Wearing Masks and NOT coz it's Halloween

October is upon us, which not only means things that go bump in the night but also the beginning of Seasonal Affective Disorder or SAD. This is a very common issue in mental health but can be treated as long as we don't treat depression with shame by forcing people to wear masks instead of ask for help. So let's celebrate mental health as well as Halloween this month.
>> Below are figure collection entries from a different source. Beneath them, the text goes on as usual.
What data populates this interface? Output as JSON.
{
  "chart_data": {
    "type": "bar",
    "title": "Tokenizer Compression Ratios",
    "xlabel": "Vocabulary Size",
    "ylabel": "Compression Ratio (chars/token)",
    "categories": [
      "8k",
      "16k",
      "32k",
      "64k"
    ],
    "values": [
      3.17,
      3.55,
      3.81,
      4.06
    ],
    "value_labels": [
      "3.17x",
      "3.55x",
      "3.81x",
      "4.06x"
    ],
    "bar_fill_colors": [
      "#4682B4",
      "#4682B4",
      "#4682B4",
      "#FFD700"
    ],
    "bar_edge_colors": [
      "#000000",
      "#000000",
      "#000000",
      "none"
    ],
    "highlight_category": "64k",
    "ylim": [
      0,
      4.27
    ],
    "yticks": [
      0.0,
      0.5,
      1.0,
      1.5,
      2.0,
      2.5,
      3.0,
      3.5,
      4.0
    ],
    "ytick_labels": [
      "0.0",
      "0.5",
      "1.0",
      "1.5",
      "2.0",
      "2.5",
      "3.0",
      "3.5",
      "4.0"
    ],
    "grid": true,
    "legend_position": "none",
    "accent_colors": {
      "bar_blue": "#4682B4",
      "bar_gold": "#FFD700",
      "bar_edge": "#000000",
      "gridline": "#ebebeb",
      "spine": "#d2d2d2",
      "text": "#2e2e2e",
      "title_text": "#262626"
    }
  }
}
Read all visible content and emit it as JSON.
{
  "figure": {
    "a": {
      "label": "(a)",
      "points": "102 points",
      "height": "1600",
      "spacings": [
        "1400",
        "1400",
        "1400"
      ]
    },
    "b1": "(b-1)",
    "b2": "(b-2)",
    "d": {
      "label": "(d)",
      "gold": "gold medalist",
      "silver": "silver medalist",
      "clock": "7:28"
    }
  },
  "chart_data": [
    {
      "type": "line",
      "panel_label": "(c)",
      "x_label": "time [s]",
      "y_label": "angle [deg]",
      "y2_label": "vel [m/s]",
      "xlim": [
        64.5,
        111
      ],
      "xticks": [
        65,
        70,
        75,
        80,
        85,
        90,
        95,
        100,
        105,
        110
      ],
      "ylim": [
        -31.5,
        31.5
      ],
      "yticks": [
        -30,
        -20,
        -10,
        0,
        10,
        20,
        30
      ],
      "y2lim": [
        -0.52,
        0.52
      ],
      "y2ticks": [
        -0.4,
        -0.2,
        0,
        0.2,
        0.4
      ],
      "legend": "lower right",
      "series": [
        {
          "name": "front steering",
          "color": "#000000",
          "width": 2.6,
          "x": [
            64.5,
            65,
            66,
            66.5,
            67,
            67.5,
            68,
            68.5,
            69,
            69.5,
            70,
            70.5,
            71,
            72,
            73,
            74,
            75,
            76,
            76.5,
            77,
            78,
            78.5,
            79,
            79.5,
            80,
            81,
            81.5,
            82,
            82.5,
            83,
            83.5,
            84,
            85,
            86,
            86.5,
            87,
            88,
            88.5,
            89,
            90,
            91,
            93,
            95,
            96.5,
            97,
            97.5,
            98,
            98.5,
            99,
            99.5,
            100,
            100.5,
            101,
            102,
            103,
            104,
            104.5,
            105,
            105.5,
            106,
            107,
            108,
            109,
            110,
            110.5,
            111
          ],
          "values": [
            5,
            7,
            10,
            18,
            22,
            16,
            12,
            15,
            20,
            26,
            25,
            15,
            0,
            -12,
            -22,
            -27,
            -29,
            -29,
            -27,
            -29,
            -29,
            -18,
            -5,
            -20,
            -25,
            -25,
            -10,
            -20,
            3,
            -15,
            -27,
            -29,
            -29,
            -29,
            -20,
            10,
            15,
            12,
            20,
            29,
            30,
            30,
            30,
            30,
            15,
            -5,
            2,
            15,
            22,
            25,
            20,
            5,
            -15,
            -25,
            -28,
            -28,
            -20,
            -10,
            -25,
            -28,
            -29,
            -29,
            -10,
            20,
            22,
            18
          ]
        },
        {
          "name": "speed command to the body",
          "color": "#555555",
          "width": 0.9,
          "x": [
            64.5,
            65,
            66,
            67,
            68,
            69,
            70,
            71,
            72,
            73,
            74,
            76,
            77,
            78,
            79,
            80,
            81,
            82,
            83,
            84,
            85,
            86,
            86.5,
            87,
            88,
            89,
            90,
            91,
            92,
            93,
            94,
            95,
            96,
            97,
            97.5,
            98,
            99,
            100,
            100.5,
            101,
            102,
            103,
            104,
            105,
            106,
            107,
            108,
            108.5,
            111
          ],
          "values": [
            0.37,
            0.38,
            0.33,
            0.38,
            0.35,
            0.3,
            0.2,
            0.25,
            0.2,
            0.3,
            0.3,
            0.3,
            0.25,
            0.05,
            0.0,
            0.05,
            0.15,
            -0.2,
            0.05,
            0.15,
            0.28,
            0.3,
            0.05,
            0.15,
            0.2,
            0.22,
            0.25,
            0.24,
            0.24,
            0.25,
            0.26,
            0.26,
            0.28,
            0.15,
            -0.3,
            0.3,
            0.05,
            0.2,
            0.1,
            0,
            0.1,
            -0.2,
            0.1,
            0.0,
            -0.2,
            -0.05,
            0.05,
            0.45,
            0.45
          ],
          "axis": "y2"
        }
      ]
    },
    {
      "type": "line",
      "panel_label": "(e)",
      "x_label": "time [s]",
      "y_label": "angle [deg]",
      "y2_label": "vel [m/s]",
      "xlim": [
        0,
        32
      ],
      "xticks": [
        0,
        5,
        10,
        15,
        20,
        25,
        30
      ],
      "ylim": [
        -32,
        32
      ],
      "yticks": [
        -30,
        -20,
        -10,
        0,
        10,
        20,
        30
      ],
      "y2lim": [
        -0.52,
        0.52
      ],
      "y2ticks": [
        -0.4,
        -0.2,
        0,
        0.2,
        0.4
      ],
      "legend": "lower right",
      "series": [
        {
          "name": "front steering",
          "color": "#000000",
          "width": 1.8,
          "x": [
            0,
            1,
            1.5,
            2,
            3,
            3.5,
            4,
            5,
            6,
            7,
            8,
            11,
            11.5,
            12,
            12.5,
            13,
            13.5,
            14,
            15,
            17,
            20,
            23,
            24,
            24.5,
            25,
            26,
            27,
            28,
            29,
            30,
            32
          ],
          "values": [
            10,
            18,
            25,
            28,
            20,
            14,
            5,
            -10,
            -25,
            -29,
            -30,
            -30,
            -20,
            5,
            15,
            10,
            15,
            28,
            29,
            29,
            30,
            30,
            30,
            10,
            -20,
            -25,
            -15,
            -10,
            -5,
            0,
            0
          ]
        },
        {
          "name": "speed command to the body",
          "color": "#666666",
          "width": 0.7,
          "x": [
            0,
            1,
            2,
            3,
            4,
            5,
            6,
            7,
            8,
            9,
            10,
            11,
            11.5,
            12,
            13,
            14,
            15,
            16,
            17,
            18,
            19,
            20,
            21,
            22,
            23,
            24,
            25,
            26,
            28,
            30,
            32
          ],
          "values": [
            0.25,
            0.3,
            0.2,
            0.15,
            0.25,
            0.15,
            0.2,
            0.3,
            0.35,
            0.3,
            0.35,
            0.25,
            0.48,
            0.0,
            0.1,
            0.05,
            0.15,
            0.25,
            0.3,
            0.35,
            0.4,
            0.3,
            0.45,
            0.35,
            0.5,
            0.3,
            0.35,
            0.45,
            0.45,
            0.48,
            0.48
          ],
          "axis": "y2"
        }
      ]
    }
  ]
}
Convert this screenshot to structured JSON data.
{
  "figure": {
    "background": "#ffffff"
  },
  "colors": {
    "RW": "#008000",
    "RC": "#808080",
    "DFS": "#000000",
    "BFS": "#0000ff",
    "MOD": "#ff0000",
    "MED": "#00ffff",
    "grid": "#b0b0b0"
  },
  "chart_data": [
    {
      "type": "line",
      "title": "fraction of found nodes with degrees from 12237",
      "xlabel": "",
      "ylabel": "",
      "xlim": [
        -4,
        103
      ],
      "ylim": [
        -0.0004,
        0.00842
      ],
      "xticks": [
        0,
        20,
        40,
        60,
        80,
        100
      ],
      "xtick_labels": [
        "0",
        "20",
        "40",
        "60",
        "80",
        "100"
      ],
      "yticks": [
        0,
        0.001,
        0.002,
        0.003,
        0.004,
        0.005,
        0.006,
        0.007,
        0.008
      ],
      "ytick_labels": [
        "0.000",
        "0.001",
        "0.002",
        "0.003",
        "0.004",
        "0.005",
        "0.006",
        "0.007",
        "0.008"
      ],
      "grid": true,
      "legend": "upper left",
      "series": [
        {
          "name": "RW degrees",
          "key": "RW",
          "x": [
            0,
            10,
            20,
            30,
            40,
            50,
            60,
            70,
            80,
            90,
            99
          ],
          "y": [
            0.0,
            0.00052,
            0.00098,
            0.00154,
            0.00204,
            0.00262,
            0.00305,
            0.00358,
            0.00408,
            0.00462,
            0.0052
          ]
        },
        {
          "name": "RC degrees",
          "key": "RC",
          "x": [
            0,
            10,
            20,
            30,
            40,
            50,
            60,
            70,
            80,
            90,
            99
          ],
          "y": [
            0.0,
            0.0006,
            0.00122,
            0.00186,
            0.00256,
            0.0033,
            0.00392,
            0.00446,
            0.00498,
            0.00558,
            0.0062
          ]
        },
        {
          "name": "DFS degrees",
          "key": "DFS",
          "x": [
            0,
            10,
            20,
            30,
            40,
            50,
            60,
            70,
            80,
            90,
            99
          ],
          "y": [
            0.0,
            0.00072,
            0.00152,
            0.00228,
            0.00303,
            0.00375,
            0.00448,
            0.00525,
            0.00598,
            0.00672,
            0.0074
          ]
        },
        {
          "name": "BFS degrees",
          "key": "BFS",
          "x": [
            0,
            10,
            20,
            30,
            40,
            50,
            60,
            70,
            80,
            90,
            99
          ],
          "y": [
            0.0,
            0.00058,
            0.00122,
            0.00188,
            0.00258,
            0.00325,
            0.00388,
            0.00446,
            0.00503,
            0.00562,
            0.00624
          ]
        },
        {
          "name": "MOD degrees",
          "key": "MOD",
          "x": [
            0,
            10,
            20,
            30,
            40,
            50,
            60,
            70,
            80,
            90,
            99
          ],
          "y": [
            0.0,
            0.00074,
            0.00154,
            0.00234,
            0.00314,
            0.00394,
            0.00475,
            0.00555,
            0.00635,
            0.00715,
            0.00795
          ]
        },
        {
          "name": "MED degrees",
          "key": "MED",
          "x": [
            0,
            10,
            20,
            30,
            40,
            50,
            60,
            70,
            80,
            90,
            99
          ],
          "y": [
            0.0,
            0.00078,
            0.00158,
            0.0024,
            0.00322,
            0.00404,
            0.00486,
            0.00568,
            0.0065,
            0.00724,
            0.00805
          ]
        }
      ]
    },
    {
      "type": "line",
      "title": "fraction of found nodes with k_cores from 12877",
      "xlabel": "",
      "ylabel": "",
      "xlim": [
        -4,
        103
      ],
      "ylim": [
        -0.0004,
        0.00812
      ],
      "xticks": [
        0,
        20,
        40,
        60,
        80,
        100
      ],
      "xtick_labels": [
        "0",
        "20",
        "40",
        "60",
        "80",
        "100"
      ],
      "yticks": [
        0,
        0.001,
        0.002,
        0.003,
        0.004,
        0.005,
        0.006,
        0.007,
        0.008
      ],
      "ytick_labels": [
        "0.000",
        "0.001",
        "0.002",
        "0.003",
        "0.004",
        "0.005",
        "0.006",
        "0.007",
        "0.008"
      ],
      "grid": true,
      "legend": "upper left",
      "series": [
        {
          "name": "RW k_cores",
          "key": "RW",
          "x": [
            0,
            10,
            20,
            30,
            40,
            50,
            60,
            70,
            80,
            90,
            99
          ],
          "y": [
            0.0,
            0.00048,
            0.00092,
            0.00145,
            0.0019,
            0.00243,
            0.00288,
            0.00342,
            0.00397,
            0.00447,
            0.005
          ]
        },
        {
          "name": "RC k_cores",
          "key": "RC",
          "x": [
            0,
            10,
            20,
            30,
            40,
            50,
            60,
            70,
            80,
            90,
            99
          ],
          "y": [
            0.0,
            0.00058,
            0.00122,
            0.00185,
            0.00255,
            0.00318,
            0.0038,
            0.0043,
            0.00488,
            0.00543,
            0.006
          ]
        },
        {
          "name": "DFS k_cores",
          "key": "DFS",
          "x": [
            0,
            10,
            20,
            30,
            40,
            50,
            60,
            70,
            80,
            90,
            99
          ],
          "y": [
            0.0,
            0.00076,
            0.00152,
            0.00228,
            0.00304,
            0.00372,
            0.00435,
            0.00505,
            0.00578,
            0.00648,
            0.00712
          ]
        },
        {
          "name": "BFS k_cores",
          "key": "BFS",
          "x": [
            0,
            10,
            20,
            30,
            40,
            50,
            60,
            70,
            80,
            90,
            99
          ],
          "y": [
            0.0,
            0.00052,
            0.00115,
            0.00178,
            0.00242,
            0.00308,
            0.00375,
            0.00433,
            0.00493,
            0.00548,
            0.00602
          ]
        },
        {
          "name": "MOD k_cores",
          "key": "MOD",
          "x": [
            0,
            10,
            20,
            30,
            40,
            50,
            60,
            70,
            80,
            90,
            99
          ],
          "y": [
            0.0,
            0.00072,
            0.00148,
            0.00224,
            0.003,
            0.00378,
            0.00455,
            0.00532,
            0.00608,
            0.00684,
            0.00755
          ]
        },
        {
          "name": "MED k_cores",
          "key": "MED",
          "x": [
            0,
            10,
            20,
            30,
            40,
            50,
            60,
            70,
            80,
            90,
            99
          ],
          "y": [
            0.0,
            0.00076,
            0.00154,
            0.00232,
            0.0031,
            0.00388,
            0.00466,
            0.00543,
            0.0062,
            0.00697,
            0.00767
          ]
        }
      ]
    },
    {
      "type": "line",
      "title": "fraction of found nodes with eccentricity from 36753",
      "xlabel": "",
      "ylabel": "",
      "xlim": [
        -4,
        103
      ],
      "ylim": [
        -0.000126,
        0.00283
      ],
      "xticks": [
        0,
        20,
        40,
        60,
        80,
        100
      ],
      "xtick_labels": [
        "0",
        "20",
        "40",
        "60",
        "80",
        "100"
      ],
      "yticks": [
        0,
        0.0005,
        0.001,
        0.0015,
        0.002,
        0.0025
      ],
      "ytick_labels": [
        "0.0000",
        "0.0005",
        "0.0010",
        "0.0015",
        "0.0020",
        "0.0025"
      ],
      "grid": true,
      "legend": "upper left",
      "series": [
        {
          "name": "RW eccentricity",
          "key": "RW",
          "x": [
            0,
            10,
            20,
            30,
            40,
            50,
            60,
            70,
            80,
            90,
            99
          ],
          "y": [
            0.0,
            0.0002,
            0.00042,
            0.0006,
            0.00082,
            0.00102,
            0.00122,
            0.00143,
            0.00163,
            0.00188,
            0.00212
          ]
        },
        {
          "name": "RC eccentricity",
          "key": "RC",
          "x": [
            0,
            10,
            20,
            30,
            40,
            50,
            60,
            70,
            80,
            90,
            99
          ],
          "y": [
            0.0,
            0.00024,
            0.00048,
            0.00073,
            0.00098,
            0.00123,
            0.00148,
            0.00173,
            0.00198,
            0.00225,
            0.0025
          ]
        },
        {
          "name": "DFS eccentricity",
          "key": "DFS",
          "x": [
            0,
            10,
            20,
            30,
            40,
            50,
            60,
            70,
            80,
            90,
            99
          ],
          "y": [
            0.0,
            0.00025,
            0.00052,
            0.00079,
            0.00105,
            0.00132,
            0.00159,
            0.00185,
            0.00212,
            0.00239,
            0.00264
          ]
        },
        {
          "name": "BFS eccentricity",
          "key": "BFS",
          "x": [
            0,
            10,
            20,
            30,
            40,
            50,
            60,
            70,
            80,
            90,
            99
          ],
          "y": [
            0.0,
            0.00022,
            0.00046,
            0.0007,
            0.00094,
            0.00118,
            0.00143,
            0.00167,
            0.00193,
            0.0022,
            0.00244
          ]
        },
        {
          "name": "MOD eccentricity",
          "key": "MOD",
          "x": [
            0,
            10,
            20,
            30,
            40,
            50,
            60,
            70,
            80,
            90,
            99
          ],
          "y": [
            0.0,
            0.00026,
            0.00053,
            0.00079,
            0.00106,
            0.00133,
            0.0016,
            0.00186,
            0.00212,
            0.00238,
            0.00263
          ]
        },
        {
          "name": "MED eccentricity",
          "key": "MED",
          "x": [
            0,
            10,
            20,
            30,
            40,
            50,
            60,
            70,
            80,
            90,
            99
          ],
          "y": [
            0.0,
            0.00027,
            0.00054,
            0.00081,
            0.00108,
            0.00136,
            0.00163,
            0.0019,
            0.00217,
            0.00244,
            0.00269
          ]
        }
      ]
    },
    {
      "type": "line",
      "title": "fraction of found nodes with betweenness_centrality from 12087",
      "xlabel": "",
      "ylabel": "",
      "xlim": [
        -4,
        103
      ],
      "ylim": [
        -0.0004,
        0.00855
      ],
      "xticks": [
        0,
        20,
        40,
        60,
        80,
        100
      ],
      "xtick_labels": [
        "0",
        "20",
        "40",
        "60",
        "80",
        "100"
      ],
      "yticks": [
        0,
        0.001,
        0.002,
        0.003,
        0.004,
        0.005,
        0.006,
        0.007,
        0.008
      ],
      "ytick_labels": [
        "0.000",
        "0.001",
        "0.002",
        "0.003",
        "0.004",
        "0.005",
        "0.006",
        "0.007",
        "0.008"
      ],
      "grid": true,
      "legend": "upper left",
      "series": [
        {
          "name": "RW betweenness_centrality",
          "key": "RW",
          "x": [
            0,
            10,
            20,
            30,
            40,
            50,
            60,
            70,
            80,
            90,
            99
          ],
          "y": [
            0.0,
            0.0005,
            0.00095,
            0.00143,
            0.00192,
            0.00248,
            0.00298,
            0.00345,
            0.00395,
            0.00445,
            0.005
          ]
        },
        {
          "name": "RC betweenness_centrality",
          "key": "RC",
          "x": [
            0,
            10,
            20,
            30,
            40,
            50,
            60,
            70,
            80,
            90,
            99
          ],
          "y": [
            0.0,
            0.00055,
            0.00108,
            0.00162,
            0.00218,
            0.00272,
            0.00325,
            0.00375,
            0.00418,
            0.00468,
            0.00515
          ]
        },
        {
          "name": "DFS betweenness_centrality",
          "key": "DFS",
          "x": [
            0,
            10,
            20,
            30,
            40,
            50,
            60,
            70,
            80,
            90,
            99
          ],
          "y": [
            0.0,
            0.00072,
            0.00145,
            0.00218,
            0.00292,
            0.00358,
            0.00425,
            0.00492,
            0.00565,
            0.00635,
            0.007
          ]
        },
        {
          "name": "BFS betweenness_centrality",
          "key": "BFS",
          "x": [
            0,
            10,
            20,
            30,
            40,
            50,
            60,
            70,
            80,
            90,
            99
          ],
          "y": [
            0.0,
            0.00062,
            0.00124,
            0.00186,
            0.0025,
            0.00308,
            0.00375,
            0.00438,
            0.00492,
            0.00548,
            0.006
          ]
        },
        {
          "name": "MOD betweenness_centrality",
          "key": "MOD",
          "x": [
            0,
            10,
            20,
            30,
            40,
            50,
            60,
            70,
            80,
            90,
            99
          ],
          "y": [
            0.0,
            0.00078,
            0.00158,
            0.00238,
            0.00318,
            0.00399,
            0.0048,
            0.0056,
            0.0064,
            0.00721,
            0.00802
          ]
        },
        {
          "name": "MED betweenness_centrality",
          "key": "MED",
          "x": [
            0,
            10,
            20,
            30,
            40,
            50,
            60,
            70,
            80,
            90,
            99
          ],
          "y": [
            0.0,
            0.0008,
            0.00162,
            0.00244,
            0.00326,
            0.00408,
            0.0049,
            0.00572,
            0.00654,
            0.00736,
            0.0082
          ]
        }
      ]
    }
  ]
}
RJ Walker brings one of his poems to us this month. RJ Walker is a Professional Presenter and Spoken Word artist on Salt Lake City, Utah. "What's a spoken word artist?" you may be thinking. Well, RJ Walker is proficient in multiple mediums of spoken word. Voice Over, Voice Acting, Creative Writing, Storytelling, Stand-Up Comedy, Performance (slam) Poetry. He also has experience as a Pitch Artist, and Product Demonstrator. Check out RJ's stuff at https://rjwalkerpoet.com/

A mood disorder characterized by depression that occurs at the same time every year. Seasonal affective disorder occurs in climates where there is less sunlight at certain times of the year. Symptoms include fatigue, depression, hopelessness, and social withdrawal. Treatment includes light therapy (phototherapy), talk therapy, and medications. Check out https://mentalhealthyfit.org for more Films, Ideas and Tips. #mentalhealth #halloween #poem #poetry #sad #depression #mask


RJ tells us about the poem.

“My Poem Represents Even after all that happened, my mental illnesses didn’t just go away. I have to manage them and live with them constantly. Often I have to sacrifice social situations or nicety’s to manage my condition. I lead a sober lifestyle, no alcohol or drugs. I know addiction runs in my family as well, and it already looks like I have the full gambit of other stuff. On top of that, drugs or alcohol could greatly exacerbate my mental illnesses. Because of my sobriety, and the fact that I can be a bit of a downer at parties due to my depression and PTSD, I don’t get invited to a lot of them. I usually get a lot of silent judgement from my peers. Makes me feel mormon again. “Why aren't’ you drinking?” and then I either have to explain the whole sob story, or make something up “oh, I’m driving.” “Why aren’t you socializing” and then I have to explain my social anxiety, and self defeating tendencies, or just make something up “I just have to send some emails on my phone” A few years ago, I was invited to a Halloween party by my girlfriend at the time. Everybody was drunk but me. I was the only one without a halloween costume. I got a lot of drunken criticism, and left. I wrote a poem about the experience. It takes place in a world where I’m brave enough to say what I should have said. It’s about the masks that we all wear to be acceptable, and how thick the mask must be for those with mental illness, in order to be more accepted by society. There’s the old saying that Clark Kent is Superman’s costume. RJ sometimes feels like my mental illnesses costumes, and wearing this costume is how I’m able to operate in society with minimal damage to myself and others. I came to that halloween party wearing the same costume I always wear. The scariest costume in the room- a monster, dressed as a man.”